Again, we can imagine how a quarantine would look different if the concrete situation was different––and this would still be a form of biopolitics but would it be negative, would we even need to use this terminology to think what was happening in a quarantine in social formations that were not predatory? Would we not simply say, without recourse to this theoretical tendency, that such social formations were protecting life and caring for life while intervening with medical measures that were not compromised by capitalist and imperialist politics? This seems to be what Sotiris' essay is getting at.
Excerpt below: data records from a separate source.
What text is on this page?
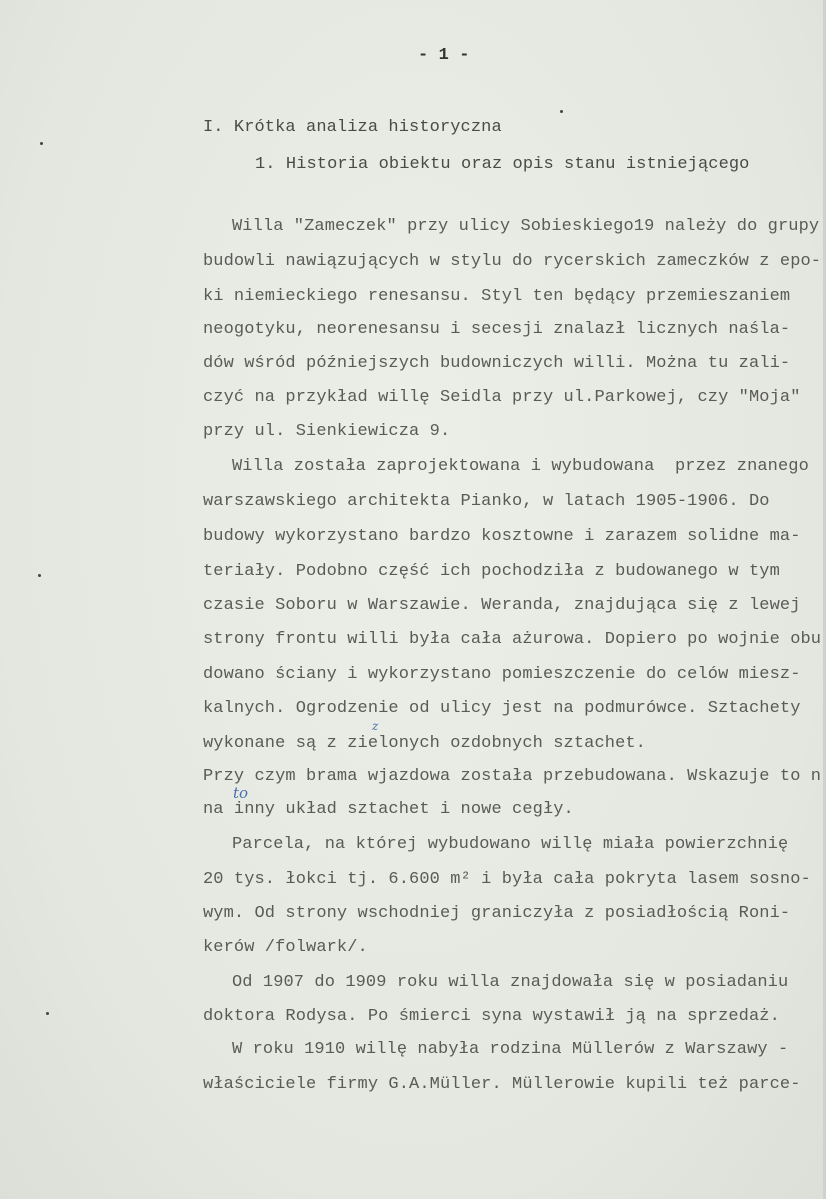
- 1 -
I. Krótka analiza historyczna
1. Historia obiektu oraz opis stanu istniejącego
Willa "Zameczek" przy ulicy Sobieskiego19 należy do grupy
budowli nawiązujących w stylu do rycerskich zameczków z epo-
ki niemieckiego renesansu. Styl ten będący przemieszaniem
neogotyku, neorenesansu i secesji znalazł licznych naśla-
dów wśród późniejszych budowniczych willi. Można tu zali-
czyć na przykład willę Seidla przy ul.Parkowej, czy "Moja"
przy ul. Sienkiewicza 9.
Willa została zaprojektowana i wybudowana  przez znanego
warszawskiego architekta Pianko, w latach 1905-1906. Do
budowy wykorzystano bardzo kosztowne i zarazem solidne ma-
teriały. Podobno część ich pochodziła z budowanego w tym
czasie Soboru w Warszawie. Weranda, znajdująca się z lewej
strony frontu willi była cała ażurowa. Dopiero po wojnie obu
dowano ściany i wykorzystano pomieszczenie do celów miesz-
kalnych. Ogrodzenie od ulicy jest na podmurówce. Sztachety
wykonane są z zielonych ozdobnych sztachet.
Przy czym brama wjazdowa została przebudowana. Wskazuje to n
na inny układ sztachet i nowe cegły.
Parcela, na której wybudowano willę miała powierzchnię
20 tys. łokci tj. 6.600 m² i była cała pokryta lasem sosno-
wym. Od strony wschodniej graniczyła z posiadłością Roni-
kerów /folwark/.
Od 1907 do 1909 roku willa znajdowała się w posiadaniu
doktora Rodysa. Po śmierci syna wystawił ją na sprzedaż.
W roku 1910 willę nabyła rodzina Müllerów z Warszawy -
właściciele firmy G.A.Müller. Müllerowie kupili też parce-
to
z
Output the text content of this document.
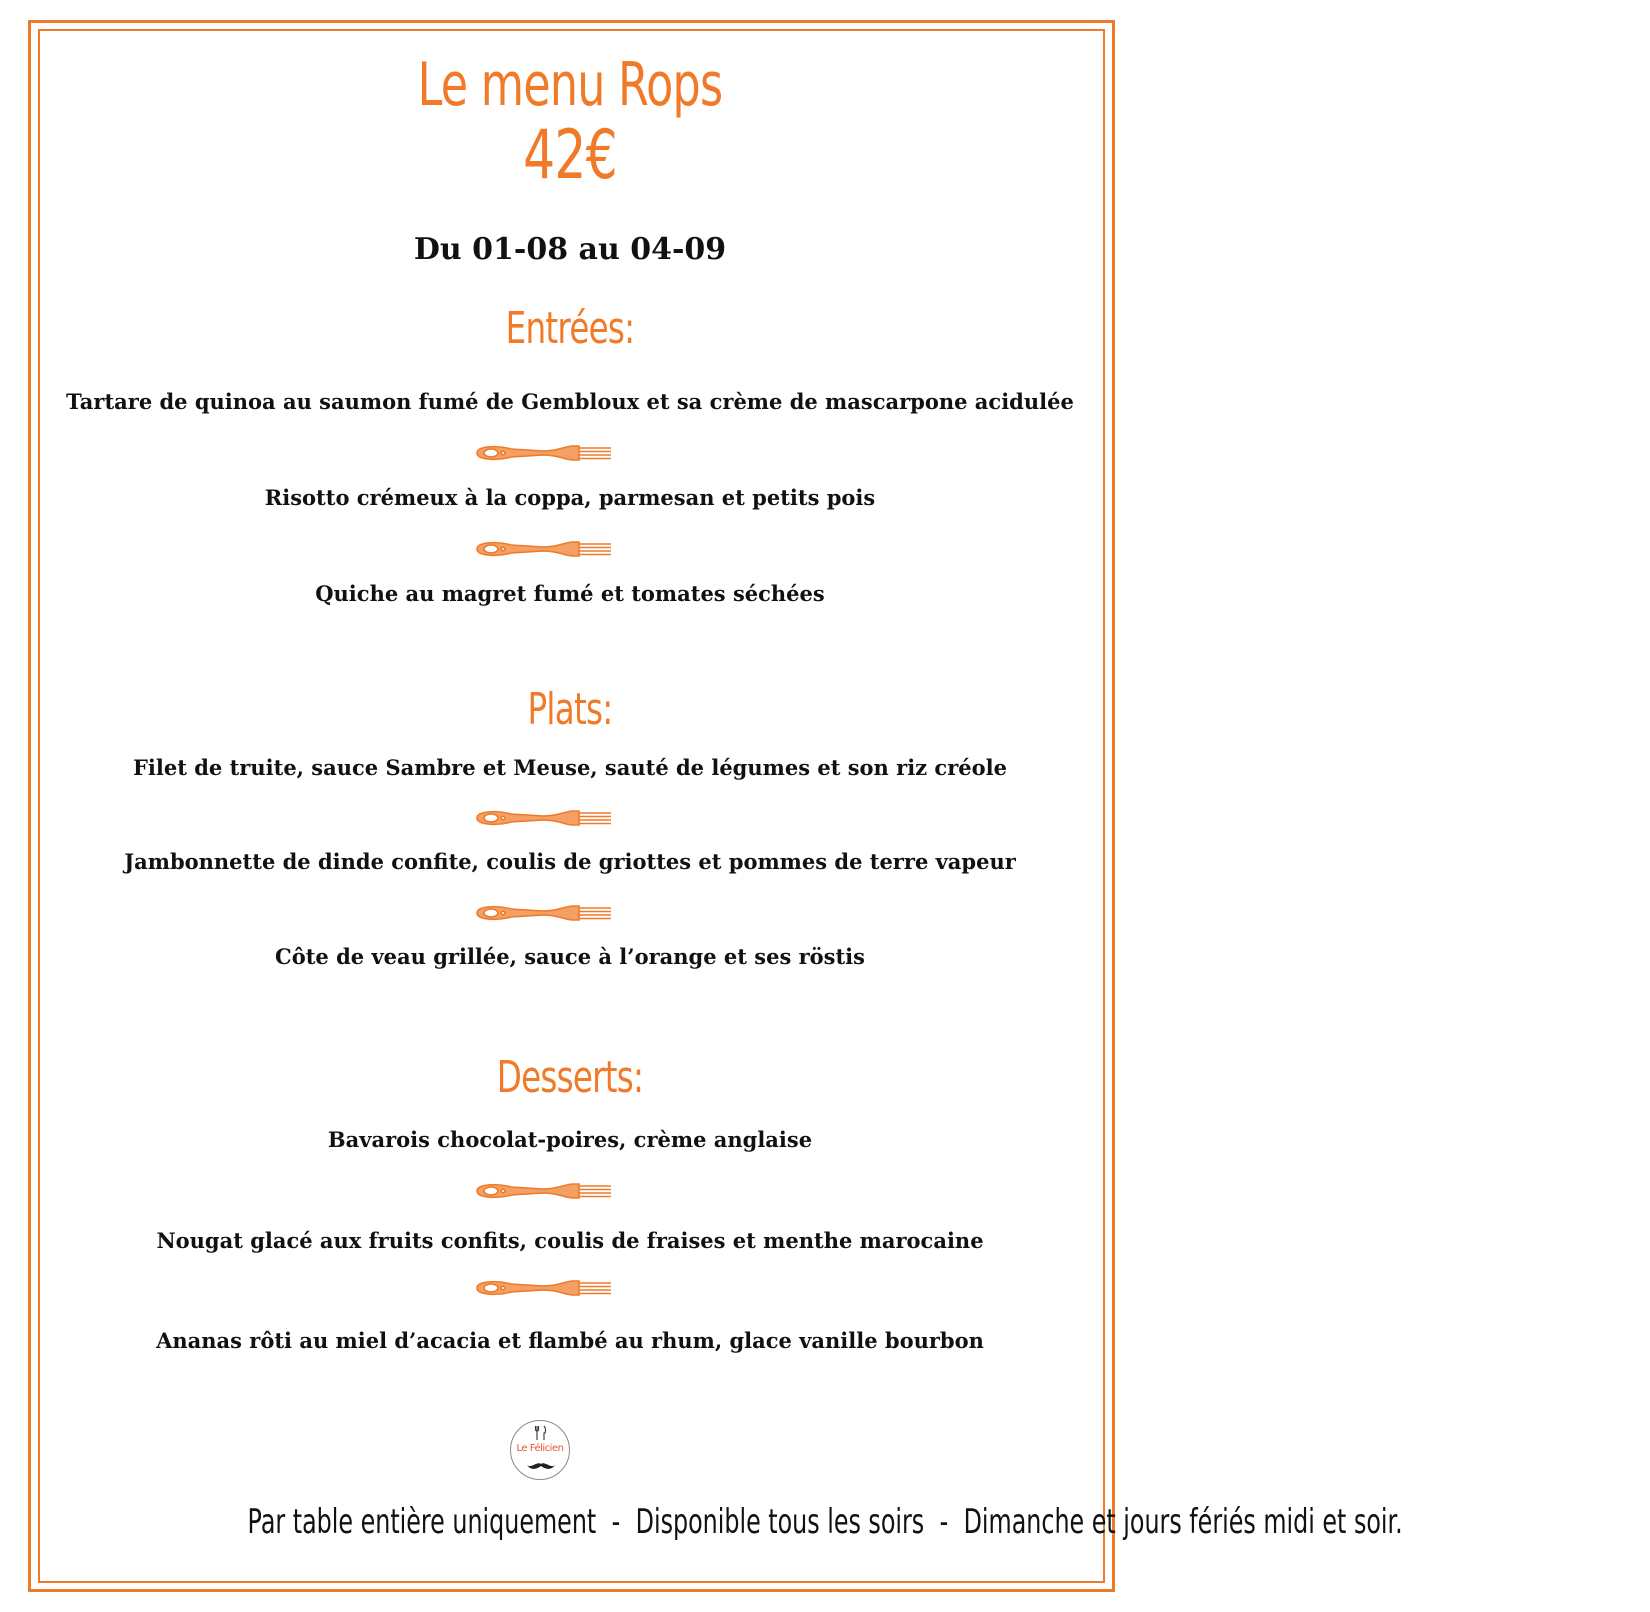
Le menu Rops
42€
Du 01-08 au 04-09
Entrées:
Tartare de quinoa au saumon fumé de Gembloux et sa crème de mascarpone acidulée
Risotto crémeux à la coppa, parmesan et petits pois
Quiche au magret fumé et tomates séchées
Plats:
Filet de truite, sauce Sambre et Meuse, sauté de légumes et son riz créole
Jambonnette de dinde confite, coulis de griottes et pommes de terre vapeur
Côte de veau grillée, sauce à l’orange et ses röstis
Desserts:
Bavarois chocolat-poires, crème anglaise
Nougat glacé aux fruits confits, coulis de fraises et menthe marocaine
Ananas rôti au miel d’acacia et flambé au rhum, glace vanille bourbon
Le Félicien
Par table entière uniquement - Disponible tous les soirs - Dimanche et jours fériés midi et soir.
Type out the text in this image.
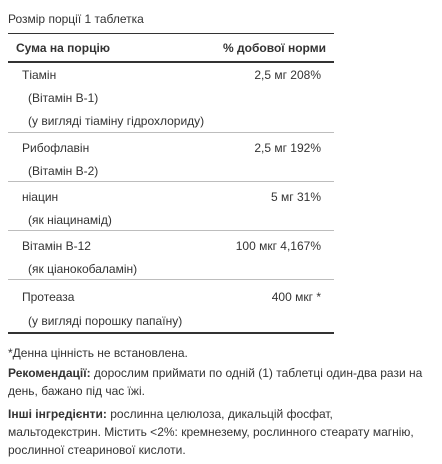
Розмір порції 1 таблетка
Сума на порцію	% добової норми
Тіамін	2,5 мг 208%
(Вітамін В-1)
(у вигляді тіаміну гідрохлориду)
Рибофлавін	2,5 мг 192%
(Вітамін В-2)
ніацин	5 мг 31%
(як ніацинамід)
Вітамін B-12	100 мкг 4,167%
(як ціанокобаламін)
Протеаза	400 мкг *
(у вигляді порошку папаїну)
*Денна цінність не встановлена.
Рекомендації: дорослим приймати по одній (1) таблетці один-два рази на день, бажано під час їжі.
Інші інгредієнти: рослинна целюлоза, дикальцій фосфат, мальтодекстрин. Містить <2%: кремнезему, рослинного стеарату магнію, рослинної стеаринової кислоти.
But the point is that all critiques about biopolitical or necropolitical measures are actually critiques of capitalism (and imperialism and settler-colonialism) and thus this analysis––which is a "radical" analysis since it means to "grasp things at their root"––is more important to highlight than the epiphenomenal exploration of biopolitics. Rather than a "biopolitics from below", as Sotiris terms his radical rejection of the Agambenist conception of this theoretical trajectory, we need to return to a historical materialist analysis that, based on a concrete analysis of a concrete situation, subordinates biopolitical theory to the theory that has actually been generated by the oppressed masses when they have been organized into revolutionary movements resulting in two world historical socialist revolutions.